“A word is dead
When it is said,
Some say.
I say it just
Begins to live
That day.”
Emily Dickinson

author: Nicole J. LeBoeuf

actually writing blog

A slight revision to my schemes
Tue 2005-03-01 20:18:42 (single post)
  • 52,888 words (if poetry, lines) long
  • 2.00 hrs. revised

OK, so that bit about reading through once without a pen in hand? That went right out the window. Pages 1 through 47 are now rather ink-stained. I'll be surprised if I can read the scribbles later, knowing my handwriting; I'll probably be remembering more than reading, as the appearance of each note on each page reminds me what my brain was doing at the time I made the note. I don't have photographic memory, drat the luck, but I do seem to have a good head for associative recall.

Here's a true thing, for certain values of true: The first read-through, after a long wait, is the truest. The manuscript has sat on a Zip disk (a high-tech version of The Back of the Bottom Desk Drawer), unread, for more than a year now. Tonight I am reading it again with the freshest eye I can hope to bring to the work. If I weren't marking it up now, the things I'm noticing on this read-through might have never make it into my notes, because I might not have noticed them on a re-read.

I'm marking quick-fixes in the margins of the manuscript--typos and line-level errors that stand alone. Larger structural issues, such as the need to better develop a character's motivation or to convert a one-hit wonder detail into a recurring theme, go in a separate notebook. I'm also using the notebook to keep a running tally of what scenes I've written and what they contain. Hopefully the structural issues will inform a revision of the scene-by-scene outline, and then while I'm doing the type-in I'll be able to take care of the quickies on the fly. That's the plan, anyway.

Two hours down, 48 to go. Well, who knows how many left to go. 48 is enough to appease the NaNoEdMo Gods, but I'm betting it won't be enough to see this sucker publishable.

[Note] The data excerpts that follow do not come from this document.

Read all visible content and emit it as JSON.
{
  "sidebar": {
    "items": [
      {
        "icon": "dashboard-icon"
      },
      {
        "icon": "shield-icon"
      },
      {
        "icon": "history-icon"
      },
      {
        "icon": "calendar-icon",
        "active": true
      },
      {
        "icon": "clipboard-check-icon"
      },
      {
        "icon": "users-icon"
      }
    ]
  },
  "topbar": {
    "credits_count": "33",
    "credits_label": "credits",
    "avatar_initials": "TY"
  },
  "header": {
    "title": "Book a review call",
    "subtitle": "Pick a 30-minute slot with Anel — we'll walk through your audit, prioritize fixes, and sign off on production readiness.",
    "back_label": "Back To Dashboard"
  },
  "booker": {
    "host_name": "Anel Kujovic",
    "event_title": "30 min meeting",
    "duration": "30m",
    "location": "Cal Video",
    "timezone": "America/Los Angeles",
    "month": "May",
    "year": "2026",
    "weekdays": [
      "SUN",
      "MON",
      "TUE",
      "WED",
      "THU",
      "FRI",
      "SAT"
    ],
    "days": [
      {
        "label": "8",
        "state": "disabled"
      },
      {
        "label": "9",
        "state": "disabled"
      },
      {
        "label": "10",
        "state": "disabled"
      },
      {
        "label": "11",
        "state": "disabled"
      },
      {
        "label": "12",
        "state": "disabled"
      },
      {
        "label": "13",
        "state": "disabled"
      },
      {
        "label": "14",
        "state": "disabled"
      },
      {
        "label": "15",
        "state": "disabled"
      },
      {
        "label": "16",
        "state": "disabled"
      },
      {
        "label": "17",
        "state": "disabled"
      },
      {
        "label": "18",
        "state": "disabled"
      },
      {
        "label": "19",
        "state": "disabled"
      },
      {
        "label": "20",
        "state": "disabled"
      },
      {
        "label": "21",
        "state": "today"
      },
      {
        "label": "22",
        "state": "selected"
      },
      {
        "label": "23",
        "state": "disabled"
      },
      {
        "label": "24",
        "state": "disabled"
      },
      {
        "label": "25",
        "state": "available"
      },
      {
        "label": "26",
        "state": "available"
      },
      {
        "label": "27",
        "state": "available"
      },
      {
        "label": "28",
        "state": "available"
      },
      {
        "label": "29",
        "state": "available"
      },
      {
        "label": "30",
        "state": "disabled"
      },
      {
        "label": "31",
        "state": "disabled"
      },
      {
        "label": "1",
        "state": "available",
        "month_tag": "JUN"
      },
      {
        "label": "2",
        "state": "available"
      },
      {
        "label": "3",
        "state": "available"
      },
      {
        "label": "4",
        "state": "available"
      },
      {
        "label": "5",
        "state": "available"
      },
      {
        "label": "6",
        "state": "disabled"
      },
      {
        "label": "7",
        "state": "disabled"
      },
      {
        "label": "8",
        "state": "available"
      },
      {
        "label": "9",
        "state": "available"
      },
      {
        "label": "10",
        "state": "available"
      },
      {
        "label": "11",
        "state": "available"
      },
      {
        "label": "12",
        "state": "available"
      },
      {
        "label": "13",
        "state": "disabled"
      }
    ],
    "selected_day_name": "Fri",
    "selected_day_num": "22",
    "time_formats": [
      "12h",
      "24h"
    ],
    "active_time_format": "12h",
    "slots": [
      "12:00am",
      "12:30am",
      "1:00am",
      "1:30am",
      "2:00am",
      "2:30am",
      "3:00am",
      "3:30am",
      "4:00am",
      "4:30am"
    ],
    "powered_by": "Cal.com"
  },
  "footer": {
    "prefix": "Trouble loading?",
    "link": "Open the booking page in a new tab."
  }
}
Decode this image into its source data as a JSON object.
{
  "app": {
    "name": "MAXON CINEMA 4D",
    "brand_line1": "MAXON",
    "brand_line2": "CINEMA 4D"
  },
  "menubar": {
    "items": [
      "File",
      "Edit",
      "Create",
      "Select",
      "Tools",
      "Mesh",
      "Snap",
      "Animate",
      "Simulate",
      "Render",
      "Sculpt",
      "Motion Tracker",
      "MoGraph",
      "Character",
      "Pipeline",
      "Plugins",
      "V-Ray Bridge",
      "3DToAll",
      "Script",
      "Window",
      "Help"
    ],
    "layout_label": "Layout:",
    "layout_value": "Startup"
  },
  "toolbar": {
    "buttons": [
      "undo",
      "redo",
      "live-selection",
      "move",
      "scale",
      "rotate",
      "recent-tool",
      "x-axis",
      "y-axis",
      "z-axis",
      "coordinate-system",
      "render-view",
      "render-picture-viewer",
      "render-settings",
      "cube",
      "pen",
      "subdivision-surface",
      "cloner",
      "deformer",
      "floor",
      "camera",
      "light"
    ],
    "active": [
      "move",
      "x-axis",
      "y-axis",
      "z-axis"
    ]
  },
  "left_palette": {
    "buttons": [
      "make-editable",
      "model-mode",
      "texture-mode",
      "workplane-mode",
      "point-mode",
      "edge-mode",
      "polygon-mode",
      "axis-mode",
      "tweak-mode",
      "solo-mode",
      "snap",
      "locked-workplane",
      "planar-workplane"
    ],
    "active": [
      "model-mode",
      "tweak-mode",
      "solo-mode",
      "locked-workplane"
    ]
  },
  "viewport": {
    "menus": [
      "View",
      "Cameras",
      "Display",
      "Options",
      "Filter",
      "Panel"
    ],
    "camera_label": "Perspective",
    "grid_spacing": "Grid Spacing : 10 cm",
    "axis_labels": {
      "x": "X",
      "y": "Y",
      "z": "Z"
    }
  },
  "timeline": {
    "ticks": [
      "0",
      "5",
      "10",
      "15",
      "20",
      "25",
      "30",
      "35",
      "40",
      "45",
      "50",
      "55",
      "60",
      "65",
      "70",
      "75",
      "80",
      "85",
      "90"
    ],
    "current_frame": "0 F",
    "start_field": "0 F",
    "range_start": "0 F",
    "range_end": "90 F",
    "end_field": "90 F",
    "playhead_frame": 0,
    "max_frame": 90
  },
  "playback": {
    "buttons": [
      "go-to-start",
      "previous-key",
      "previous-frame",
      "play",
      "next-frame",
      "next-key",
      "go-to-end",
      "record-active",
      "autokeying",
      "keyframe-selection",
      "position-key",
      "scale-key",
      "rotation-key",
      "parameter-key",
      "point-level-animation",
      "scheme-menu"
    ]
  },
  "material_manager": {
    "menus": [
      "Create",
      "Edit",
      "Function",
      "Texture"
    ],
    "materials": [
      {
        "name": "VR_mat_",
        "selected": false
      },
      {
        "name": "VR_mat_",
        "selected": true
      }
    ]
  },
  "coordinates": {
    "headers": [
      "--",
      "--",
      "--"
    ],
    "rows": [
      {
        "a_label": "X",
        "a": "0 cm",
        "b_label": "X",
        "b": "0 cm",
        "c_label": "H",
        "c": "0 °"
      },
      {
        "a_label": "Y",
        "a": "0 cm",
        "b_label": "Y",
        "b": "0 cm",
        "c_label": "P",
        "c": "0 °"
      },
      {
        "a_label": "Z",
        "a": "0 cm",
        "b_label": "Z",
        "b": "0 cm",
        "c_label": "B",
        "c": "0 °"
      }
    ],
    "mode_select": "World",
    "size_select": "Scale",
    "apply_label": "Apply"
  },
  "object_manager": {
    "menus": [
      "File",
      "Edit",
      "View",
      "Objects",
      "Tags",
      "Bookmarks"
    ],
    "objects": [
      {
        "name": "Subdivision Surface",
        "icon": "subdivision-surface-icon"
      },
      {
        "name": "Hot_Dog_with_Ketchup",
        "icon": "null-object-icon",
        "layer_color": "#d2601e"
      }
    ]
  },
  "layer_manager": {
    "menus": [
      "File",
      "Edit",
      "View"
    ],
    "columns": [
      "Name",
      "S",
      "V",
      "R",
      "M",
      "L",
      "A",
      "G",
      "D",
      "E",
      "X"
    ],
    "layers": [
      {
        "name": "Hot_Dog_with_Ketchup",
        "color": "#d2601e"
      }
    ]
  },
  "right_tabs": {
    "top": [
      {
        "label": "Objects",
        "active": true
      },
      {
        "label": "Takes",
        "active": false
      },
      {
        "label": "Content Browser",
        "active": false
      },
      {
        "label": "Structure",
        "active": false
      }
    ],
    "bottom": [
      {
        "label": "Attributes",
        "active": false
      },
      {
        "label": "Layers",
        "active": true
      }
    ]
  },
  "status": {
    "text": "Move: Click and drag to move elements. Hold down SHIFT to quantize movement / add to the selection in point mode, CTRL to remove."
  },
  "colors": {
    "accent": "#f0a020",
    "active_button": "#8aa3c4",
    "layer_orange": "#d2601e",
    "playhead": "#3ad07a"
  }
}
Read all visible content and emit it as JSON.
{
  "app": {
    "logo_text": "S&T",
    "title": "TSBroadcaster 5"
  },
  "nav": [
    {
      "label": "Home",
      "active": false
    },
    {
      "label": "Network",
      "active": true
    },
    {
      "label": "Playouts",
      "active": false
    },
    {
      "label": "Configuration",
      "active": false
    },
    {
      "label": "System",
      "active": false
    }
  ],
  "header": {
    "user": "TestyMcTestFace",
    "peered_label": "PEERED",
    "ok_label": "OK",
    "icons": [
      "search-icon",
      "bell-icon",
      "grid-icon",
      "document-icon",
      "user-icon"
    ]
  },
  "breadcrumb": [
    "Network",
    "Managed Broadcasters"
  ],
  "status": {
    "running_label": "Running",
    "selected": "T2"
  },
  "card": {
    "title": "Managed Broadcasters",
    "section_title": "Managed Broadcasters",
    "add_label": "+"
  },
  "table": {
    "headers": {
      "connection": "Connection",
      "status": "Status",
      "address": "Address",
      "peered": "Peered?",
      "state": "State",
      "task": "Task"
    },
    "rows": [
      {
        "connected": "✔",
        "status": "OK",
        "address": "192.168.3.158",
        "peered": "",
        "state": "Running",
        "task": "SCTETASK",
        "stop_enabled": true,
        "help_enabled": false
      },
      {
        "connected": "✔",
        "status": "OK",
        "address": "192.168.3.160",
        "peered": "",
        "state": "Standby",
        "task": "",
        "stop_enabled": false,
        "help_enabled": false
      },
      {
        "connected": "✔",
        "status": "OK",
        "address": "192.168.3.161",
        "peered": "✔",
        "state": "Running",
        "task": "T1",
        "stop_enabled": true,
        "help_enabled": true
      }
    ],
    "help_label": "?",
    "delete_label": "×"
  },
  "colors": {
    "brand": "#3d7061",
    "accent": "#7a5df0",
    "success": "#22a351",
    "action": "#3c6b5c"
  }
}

As a side note, Ms. Lisle says she can revise a 125K rough draft in one or two weeks. I expect that's at a higher rate than two hours per day. Gods know my attention span can't handle eight-hour devotion to a single project. When I worked a nine-to-fiver, I was forever switching back and forth between projects (ha! so it was a good thing that I always had three deadlines hanging over me at any one time?) and getting up for walks around the office, sometimes figuratively (visiting co-workers for a minute or two of gab) and sometimes literally (heading outside to circumambulate the building). I guess it's a good thing that I have two other projects to work on. But anyway, it occurs to me that before deciding to follow Holly's revision methods, I ought to read at least one of her novels and make sure her style and my tastes actually concur.

Reading, sadly, will have to wait until at least one of my three projects is done. I'm going to go away and whine now, thanks.